June 6th is the twenty-four solar terms of mango. I would like to introduce an insect that was born in this season and I like very much. It is the mantis.

In ancient my country, the mantis species was divided into three phases: “First, the mantis is born; the second is the bird’s song; the third is the retort.” Yuan Zhen, a poet in the Tang Dynasty, also wrote in “The Poetry of the Twenty-Four Breaths, the May Day of the Mang Seeds”: “Looking at the present day, the mantises are born.

When we go to the countryside, my friends and I like to go to the grass to find the mantis. But it is not easy to find them, because mantises not only have protective colors, but are also experts in mimicry of nature. They can look like flowers, bamboos, green like summer grass, and withered like autumn leaves. It’s amazing!

Understand, be friendly, and accompany, the earth is the common home of human beings and wild animals, let us protect it together!

Born “Quick Knife”

The mantis, also known as the knife beetle, is distributed all over the world except the polar regions, and there are regarding 2,000 known species in the world. Because praying mantises always put their two forearms in front of their chests, as if they were praying, they are also called prayer bugs in the West.

Although the morphology of praying mantises varies by species, there are several distinguishing features: a flexible inverted triangular head, a pair of compound eyes on either side of the head, and three monocular eyes arranged in a triangle between the two compound eyes. They have a pair of well-developed sickle-shaped forelegs with sharp thorns, which bend and hold their chests high when they rest.

The perfect body structure makes mantises good hunters. Praying mantises can turn their heads freely 360 degrees, allowing them to see six ways and stare in all directions at any time. Mantises have developed compound eyes and form binocular vision, which enables them to accurately measure distances and use their forefoot “sharp blades” to raid and capture prey in a very short time (< 0.1 s). When the mantis encounters danger, it will raise its forearm to intimidate the enemy.

beautiful mimetic master

Praying mantises are very good at camouflage. The mantises we see are basically green, yellow, and brown, because the mantises living around us mainly inhabit grasses and shrubs.

To protect themselves and lurking in the environment to hunt, praying mantises have evolved a variety of mimicry. Some species of praying mantises with specific morphology and bright body color have high ornamental value. For example, the famous orchid mantis is very beautiful and eye-catching in the order Mantis. They live in tropical rain forests in Southeast Asia, and their legs have evolved petal-like structures and colors, which look like an orchid, and can adjust the color of their bodies with the depth of the flower color to blend in with the environment.

There is also a dead leaf mantis that looks like a dead leaf. It looks like a real dead leaf from a distance. It is natural in its habitat. Their legs also resemble the petioles of remnant leaves, and even the “leaf veins” and “leaf meridians” are clearly visible.
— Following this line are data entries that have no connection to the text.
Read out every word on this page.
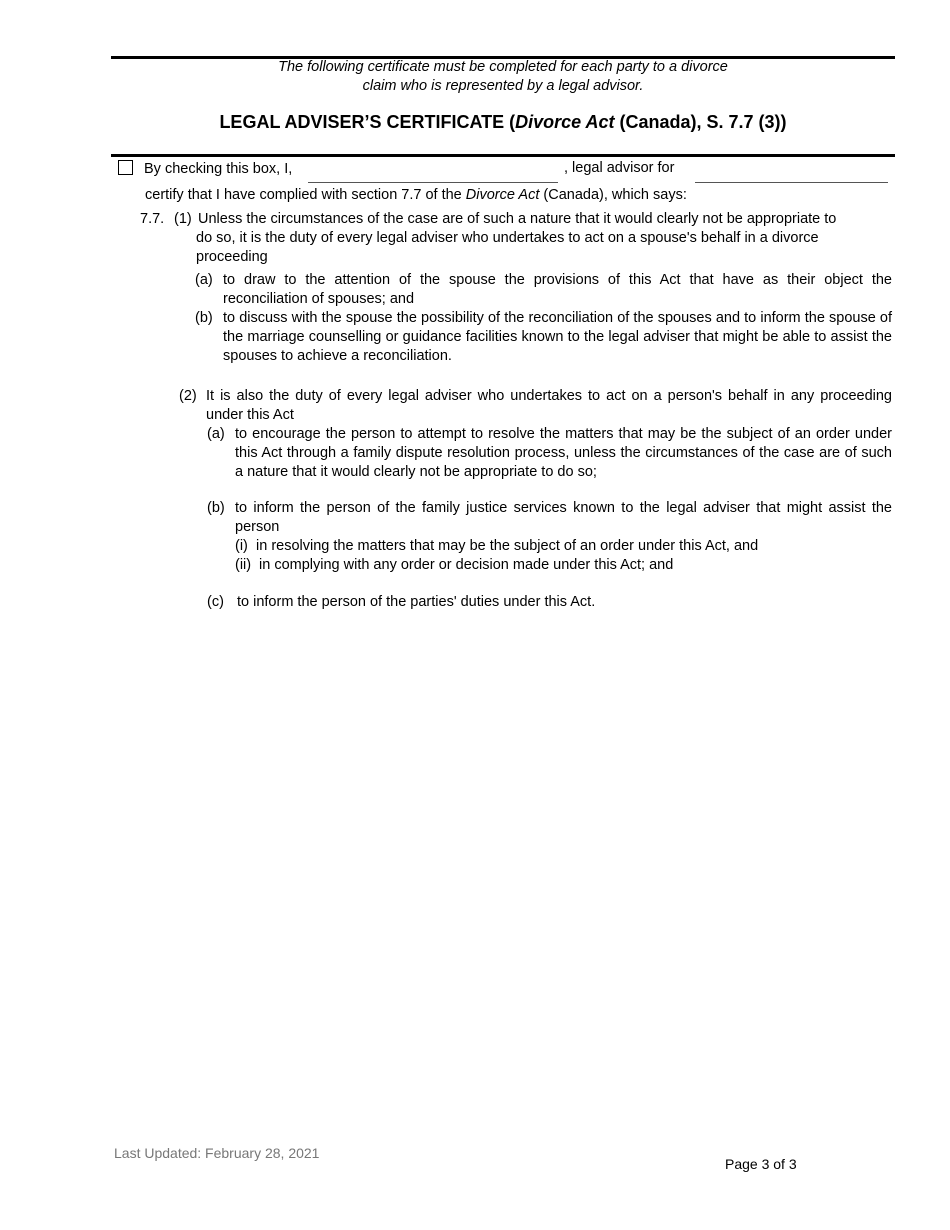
The following certificate must be completed for each party to a divorce
claim who is represented by a legal advisor.
LEGAL ADVISER’S CERTIFICATE (Divorce Act (Canada), S. 7.7 (3))
By checking this box, I,	, legal advisor for
certify that I have complied with section 7.7 of the Divorce Act (Canada), which says:
7.7. (1) Unless the circumstances of the case are of such a nature that it would clearly not be appropriate to
do so, it is the duty of every legal adviser who undertakes to act on a spouse's behalf in a divorce proceeding
(a) to draw to the attention of the spouse the provisions of this Act that have as their object the reconciliation of spouses; and
(b) to discuss with the spouse the possibility of the reconciliation of the spouses and to inform the spouse of the marriage counselling or guidance facilities known to the legal adviser that might be able to assist the spouses to achieve a reconciliation.
(2) It is also the duty of every legal adviser who undertakes to act on a person's behalf in any proceeding under this Act
(a) to encourage the person to attempt to resolve the matters that may be the subject of an order under this Act through a family dispute resolution process, unless the circumstances of the case are of such a nature that it would clearly not be appropriate to do so;
(b) to inform the person of the family justice services known to the legal adviser that might assist the person
(i) in resolving the matters that may be the subject of an order under this Act, and
(ii) in complying with any order or decision made under this Act; and
(c) to inform the person of the parties' duties under this Act.
Last Updated: February 28, 2021
Page 3 of 3
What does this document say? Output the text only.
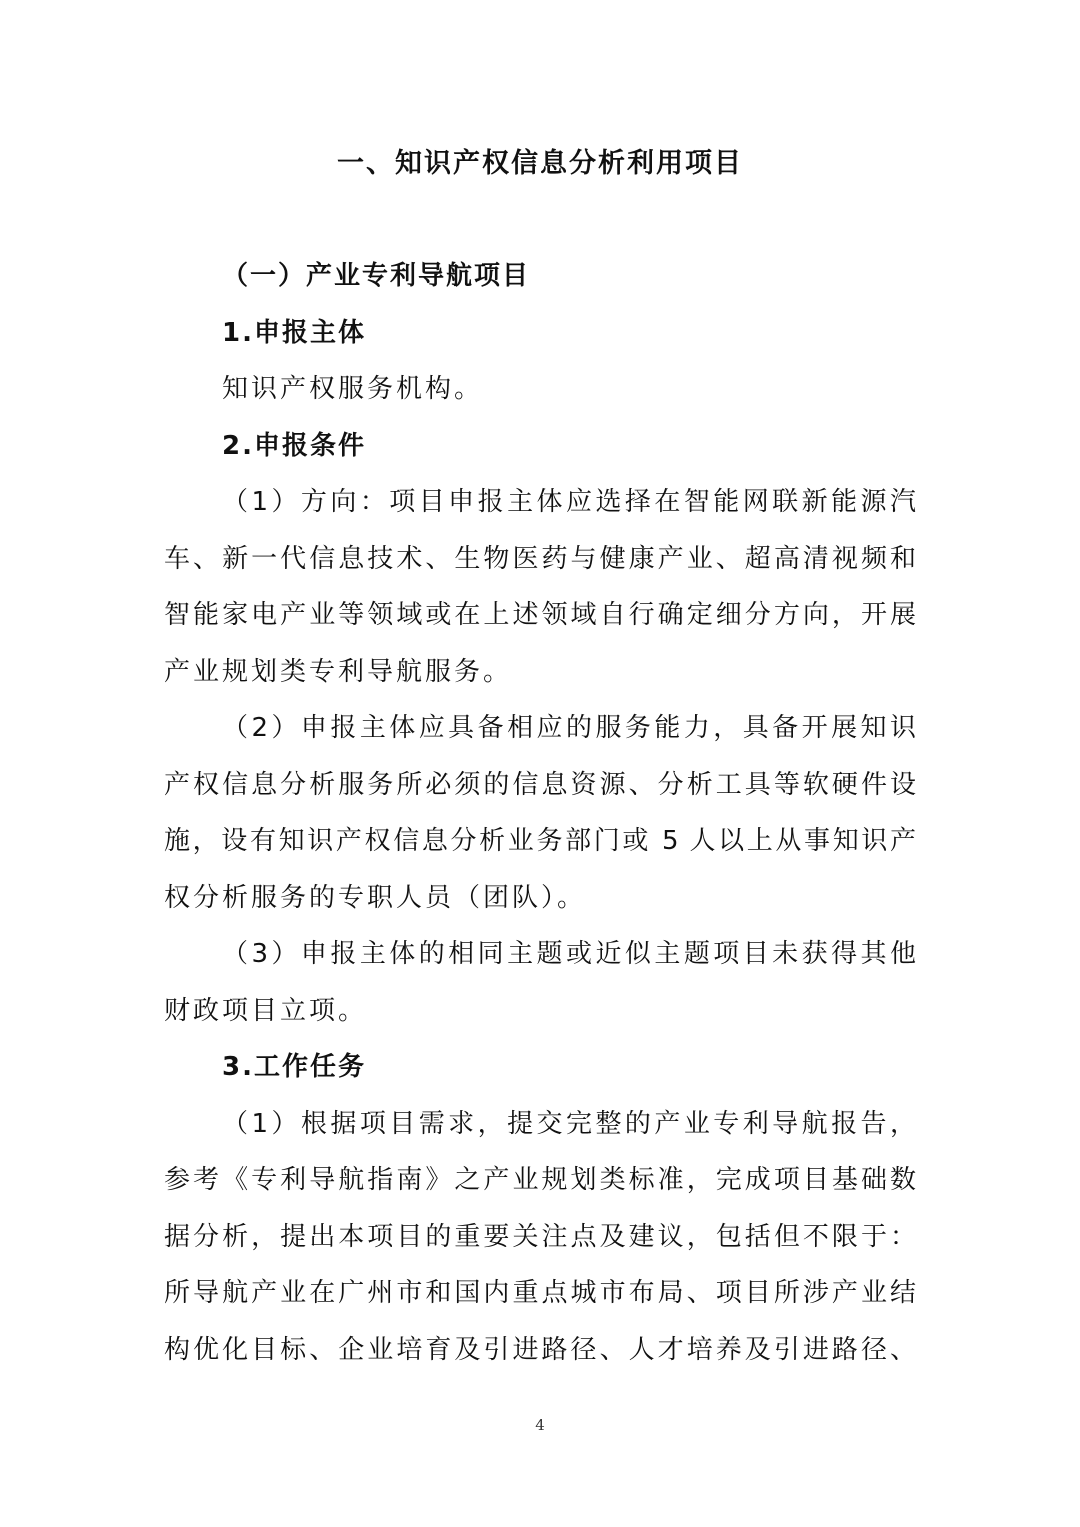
一、知识产权信息分析利用项目
（一）产业专利导航项目
1.申报主体
知识产权服务机构。
2.申报条件
（1）方向：项目申报主体应选择在智能网联新能源汽
车、新一代信息技术、生物医药与健康产业、超高清视频和
智能家电产业等领域或在上述领域自行确定细分方向，开展
产业规划类专利导航服务。
（2）申报主体应具备相应的服务能力，具备开展知识
产权信息分析服务所必须的信息资源、分析工具等软硬件设
施，设有知识产权信息分析业务部门或 5 人以上从事知识产
权分析服务的专职人员（团队）。
（3）申报主体的相同主题或近似主题项目未获得其他
财政项目立项。
3.工作任务
（1）根据项目需求，提交完整的产业专利导航报告，
参考《专利导航指南》之产业规划类标准，完成项目基础数
据分析，提出本项目的重要关注点及建议，包括但不限于：
所导航产业在广州市和国内重点城市布局、项目所涉产业结
构优化目标、企业培育及引进路径、人才培养及引进路径、
4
Natural enemies of agricultural pests

The life of a praying mantis is divided into three stages: egg, larva (nymph), and adult. After conception, the female praying mantis will find a flat ground or branch to secrete a foamy substance, which is synthesized by the glands in her abdomen and hardens to form a shelter called “egg sheath”, which is built for the little mantis. baby room. Often found on tree trunks, dead branches or stone walls, it looks like an inconspicuous tree knot or mud block, which can play a good concealment role. Baby praying mantises (nymphs) go through 5-10 molts in their lifetime.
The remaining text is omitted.